Updated at 6:55 a.m. ET
This year's Nobel Prize in Physics has been "split" — with one half going to Arthur Ashkin, an American who won for his work with optical tweezers, while Gérard Mourou of France and Donna Strickland of Canada share the other half for work in generating high-intensity ultrashort optical pulses.
Together, their achievements mark groundbreaking achievements in the field of laser physics.
"This year's prize is about tools made from light," said the Royal Swedish Academy of Sciences in Stockholm in its announcement on Tuesday.
Strickland is the third-ever woman to win the prize, first awarded in 1901.
A reporter asked the physicist how it felt to be in the company of so few women. "Really? I thought there might've been more," Strickland replied.
"Obviously, we need to celebrate women physicists, because we're out there ... I don't know what to say, I'm honored to be one of these women," she said.
Ashkin is known as "the father of laser radiation pressure." Born in 1922 in New York, he was the first physicist to observe optical gradient forces on atoms and observe optical trapping of atoms, and the first to perform laser cooling of atoms, known as "optical molasses," according to the Optical Society. He received his Ph.D. from Cornell University.
Ashkin's optical tweezers are pretty much what they sound like — extremely small objects that can "grab" particles, atoms, viruses and other living cells with their laser beam fingers. "This new tool allowed Ashkin to realize an old dream of science fiction – using the radiation pressure of light to move physical objects," the academy says in its press release.
Mourou, born in 1944 in Albertville, France, and Strickland, born 1959 in Guelph, Canada, have worked together since 1985, when they published a revolutionary article that would become the basis of Strickland's thesis.
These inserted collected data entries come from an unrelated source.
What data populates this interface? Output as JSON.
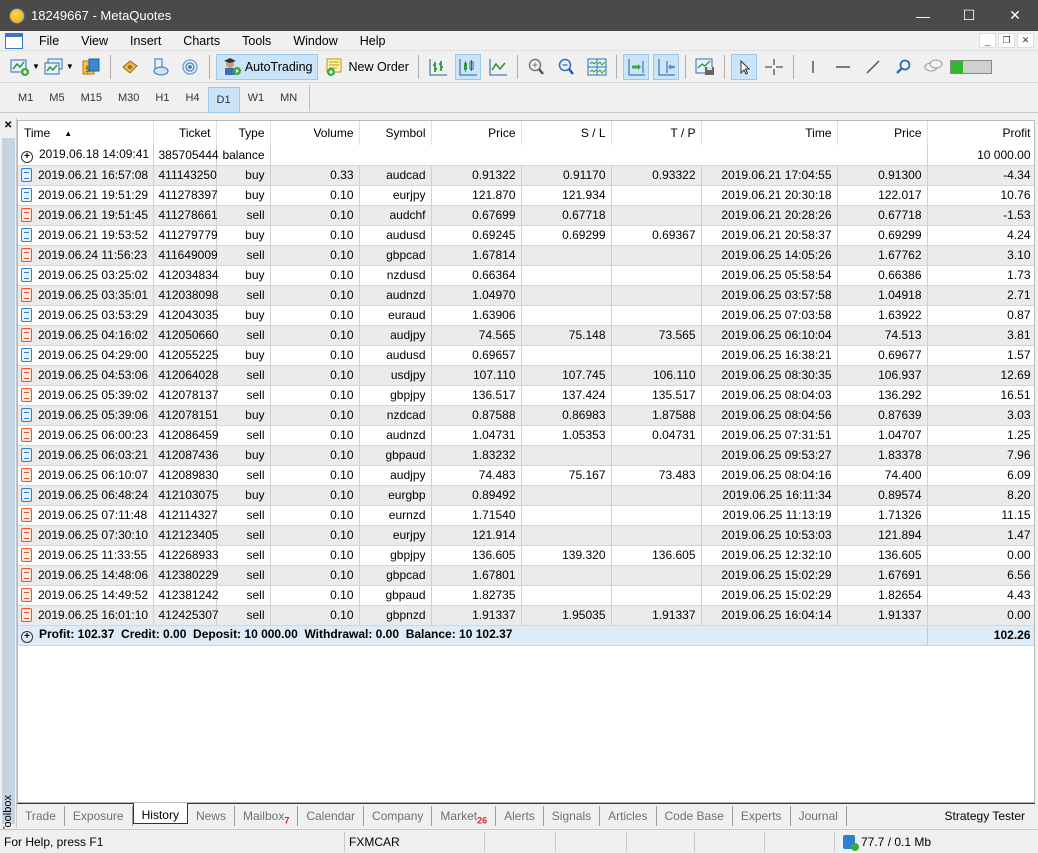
{
  "window": {
    "title": "18249667 - MetaQuotes",
    "controls": [
      "minimize",
      "maximize",
      "close"
    ]
  },
  "menu": [
    "File",
    "View",
    "Insert",
    "Charts",
    "Tools",
    "Window",
    "Help"
  ],
  "toolbar": {
    "autotrading_label": "AutoTrading",
    "new_order_label": "New Order"
  },
  "timeframes": {
    "items": [
      "M1",
      "M5",
      "M15",
      "M30",
      "H1",
      "H4",
      "D1",
      "W1",
      "MN"
    ],
    "selected": "D1"
  },
  "toolbox_label": "Toolbox",
  "table": {
    "columns": [
      "Time",
      "Ticket",
      "Type",
      "Volume",
      "Symbol",
      "Price",
      "S / L",
      "T / P",
      "Time",
      "Price",
      "Profit"
    ],
    "sort_column": "Time",
    "balance_row": {
      "time": "2019.06.18 14:09:41",
      "ticket": "385705444",
      "type": "balance",
      "profit": "10 000.00"
    },
    "rows": [
      {
        "t1": "2019.06.21 16:57:08",
        "ticket": "411143250",
        "type": "buy",
        "vol": "0.33",
        "sym": "audcad",
        "p1": "0.91322",
        "sl": "0.91170",
        "tp": "0.93322",
        "t2": "2019.06.21 17:04:55",
        "p2": "0.91300",
        "profit": "-4.34"
      },
      {
        "t1": "2019.06.21 19:51:29",
        "ticket": "411278397",
        "type": "buy",
        "vol": "0.10",
        "sym": "eurjpy",
        "p1": "121.870",
        "sl": "121.934",
        "tp": "",
        "t2": "2019.06.21 20:30:18",
        "p2": "122.017",
        "profit": "10.76"
      },
      {
        "t1": "2019.06.21 19:51:45",
        "ticket": "411278661",
        "type": "sell",
        "vol": "0.10",
        "sym": "audchf",
        "p1": "0.67699",
        "sl": "0.67718",
        "tp": "",
        "t2": "2019.06.21 20:28:26",
        "p2": "0.67718",
        "profit": "-1.53"
      },
      {
        "t1": "2019.06.21 19:53:52",
        "ticket": "411279779",
        "type": "buy",
        "vol": "0.10",
        "sym": "audusd",
        "p1": "0.69245",
        "sl": "0.69299",
        "tp": "0.69367",
        "t2": "2019.06.21 20:58:37",
        "p2": "0.69299",
        "profit": "4.24"
      },
      {
        "t1": "2019.06.24 11:56:23",
        "ticket": "411649009",
        "type": "sell",
        "vol": "0.10",
        "sym": "gbpcad",
        "p1": "1.67814",
        "sl": "",
        "tp": "",
        "t2": "2019.06.25 14:05:26",
        "p2": "1.67762",
        "profit": "3.10"
      },
      {
        "t1": "2019.06.25 03:25:02",
        "ticket": "412034834",
        "type": "buy",
        "vol": "0.10",
        "sym": "nzdusd",
        "p1": "0.66364",
        "sl": "",
        "tp": "",
        "t2": "2019.06.25 05:58:54",
        "p2": "0.66386",
        "profit": "1.73"
      },
      {
        "t1": "2019.06.25 03:35:01",
        "ticket": "412038098",
        "type": "sell",
        "vol": "0.10",
        "sym": "audnzd",
        "p1": "1.04970",
        "sl": "",
        "tp": "",
        "t2": "2019.06.25 03:57:58",
        "p2": "1.04918",
        "profit": "2.71"
      },
      {
        "t1": "2019.06.25 03:53:29",
        "ticket": "412043035",
        "type": "buy",
        "vol": "0.10",
        "sym": "euraud",
        "p1": "1.63906",
        "sl": "",
        "tp": "",
        "t2": "2019.06.25 07:03:58",
        "p2": "1.63922",
        "profit": "0.87"
      },
      {
        "t1": "2019.06.25 04:16:02",
        "ticket": "412050660",
        "type": "sell",
        "vol": "0.10",
        "sym": "audjpy",
        "p1": "74.565",
        "sl": "75.148",
        "tp": "73.565",
        "t2": "2019.06.25 06:10:04",
        "p2": "74.513",
        "profit": "3.81"
      },
      {
        "t1": "2019.06.25 04:29:00",
        "ticket": "412055225",
        "type": "buy",
        "vol": "0.10",
        "sym": "audusd",
        "p1": "0.69657",
        "sl": "",
        "tp": "",
        "t2": "2019.06.25 16:38:21",
        "p2": "0.69677",
        "profit": "1.57"
      },
      {
        "t1": "2019.06.25 04:53:06",
        "ticket": "412064028",
        "type": "sell",
        "vol": "0.10",
        "sym": "usdjpy",
        "p1": "107.110",
        "sl": "107.745",
        "tp": "106.110",
        "t2": "2019.06.25 08:30:35",
        "p2": "106.937",
        "profit": "12.69"
      },
      {
        "t1": "2019.06.25 05:39:02",
        "ticket": "412078137",
        "type": "sell",
        "vol": "0.10",
        "sym": "gbpjpy",
        "p1": "136.517",
        "sl": "137.424",
        "tp": "135.517",
        "t2": "2019.06.25 08:04:03",
        "p2": "136.292",
        "profit": "16.51"
      },
      {
        "t1": "2019.06.25 05:39:06",
        "ticket": "412078151",
        "type": "buy",
        "vol": "0.10",
        "sym": "nzdcad",
        "p1": "0.87588",
        "sl": "0.86983",
        "tp": "1.87588",
        "t2": "2019.06.25 08:04:56",
        "p2": "0.87639",
        "profit": "3.03"
      },
      {
        "t1": "2019.06.25 06:00:23",
        "ticket": "412086459",
        "type": "sell",
        "vol": "0.10",
        "sym": "audnzd",
        "p1": "1.04731",
        "sl": "1.05353",
        "tp": "0.04731",
        "t2": "2019.06.25 07:31:51",
        "p2": "1.04707",
        "profit": "1.25"
      },
      {
        "t1": "2019.06.25 06:03:21",
        "ticket": "412087436",
        "type": "buy",
        "vol": "0.10",
        "sym": "gbpaud",
        "p1": "1.83232",
        "sl": "",
        "tp": "",
        "t2": "2019.06.25 09:53:27",
        "p2": "1.83378",
        "profit": "7.96"
      },
      {
        "t1": "2019.06.25 06:10:07",
        "ticket": "412089830",
        "type": "sell",
        "vol": "0.10",
        "sym": "audjpy",
        "p1": "74.483",
        "sl": "75.167",
        "tp": "73.483",
        "t2": "2019.06.25 08:04:16",
        "p2": "74.400",
        "profit": "6.09"
      },
      {
        "t1": "2019.06.25 06:48:24",
        "ticket": "412103075",
        "type": "buy",
        "vol": "0.10",
        "sym": "eurgbp",
        "p1": "0.89492",
        "sl": "",
        "tp": "",
        "t2": "2019.06.25 16:11:34",
        "p2": "0.89574",
        "profit": "8.20"
      },
      {
        "t1": "2019.06.25 07:11:48",
        "ticket": "412114327",
        "type": "sell",
        "vol": "0.10",
        "sym": "eurnzd",
        "p1": "1.71540",
        "sl": "",
        "tp": "",
        "t2": "2019.06.25 11:13:19",
        "p2": "1.71326",
        "profit": "11.15"
      },
      {
        "t1": "2019.06.25 07:30:10",
        "ticket": "412123405",
        "type": "sell",
        "vol": "0.10",
        "sym": "eurjpy",
        "p1": "121.914",
        "sl": "",
        "tp": "",
        "t2": "2019.06.25 10:53:03",
        "p2": "121.894",
        "profit": "1.47"
      },
      {
        "t1": "2019.06.25 11:33:55",
        "ticket": "412268933",
        "type": "sell",
        "vol": "0.10",
        "sym": "gbpjpy",
        "p1": "136.605",
        "sl": "139.320",
        "tp": "136.605",
        "t2": "2019.06.25 12:32:10",
        "p2": "136.605",
        "profit": "0.00"
      },
      {
        "t1": "2019.06.25 14:48:06",
        "ticket": "412380229",
        "type": "sell",
        "vol": "0.10",
        "sym": "gbpcad",
        "p1": "1.67801",
        "sl": "",
        "tp": "",
        "t2": "2019.06.25 15:02:29",
        "p2": "1.67691",
        "profit": "6.56"
      },
      {
        "t1": "2019.06.25 14:49:52",
        "ticket": "412381242",
        "type": "sell",
        "vol": "0.10",
        "sym": "gbpaud",
        "p1": "1.82735",
        "sl": "",
        "tp": "",
        "t2": "2019.06.25 15:02:29",
        "p2": "1.82654",
        "profit": "4.43"
      },
      {
        "t1": "2019.06.25 16:01:10",
        "ticket": "412425307",
        "type": "sell",
        "vol": "0.10",
        "sym": "gbpnzd",
        "p1": "1.91337",
        "sl": "1.95035",
        "tp": "1.91337",
        "t2": "2019.06.25 16:04:14",
        "p2": "1.91337",
        "profit": "0.00"
      }
    ],
    "summary": {
      "text": "Profit: 102.37  Credit: 0.00  Deposit: 10 000.00  Withdrawal: 0.00  Balance: 10 102.37",
      "total": "102.26"
    }
  },
  "tabs": [
    {
      "label": "Trade"
    },
    {
      "label": "Exposure"
    },
    {
      "label": "History",
      "active": true
    },
    {
      "label": "News"
    },
    {
      "label": "Mailbox",
      "badge": "7"
    },
    {
      "label": "Calendar"
    },
    {
      "label": "Company"
    },
    {
      "label": "Market",
      "badge": "26"
    },
    {
      "label": "Alerts"
    },
    {
      "label": "Signals"
    },
    {
      "label": "Articles"
    },
    {
      "label": "Code Base"
    },
    {
      "label": "Experts"
    },
    {
      "label": "Journal"
    }
  ],
  "strategy_tester_label": "Strategy Tester",
  "status": {
    "help": "For Help, press F1",
    "profile": "FXMCAR",
    "traffic": "77.7 / 0.1 Mb"
  },
  "colors": {
    "buy": "#2e7fd0",
    "sell": "#e8532c",
    "selected": "#cce4f7",
    "summary_bg": "#ddecf9",
    "badge": "#e02020"
  }
}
Mourou and Strickland are honored for their "chirped pulse amplification" — a technique that has allowed researchers to boost the power of lasers. The technique boosts the power of a pulse of laser light. It is used most frequently in laser eye surgery, but there are many other applications, including in ultrafast cameras used for imaging molecular processes.
The technique's "innumerable areas of application have not yet been completely explored," the academy says.
Last year's physics prize went to three Americans who used abstruse theory and ingenious equipment design to detect the faint ripples in the universe called gravitational waves.
The three winners announced Tuesday bring to 210 laureates who have won the physics prize since it was first awarded.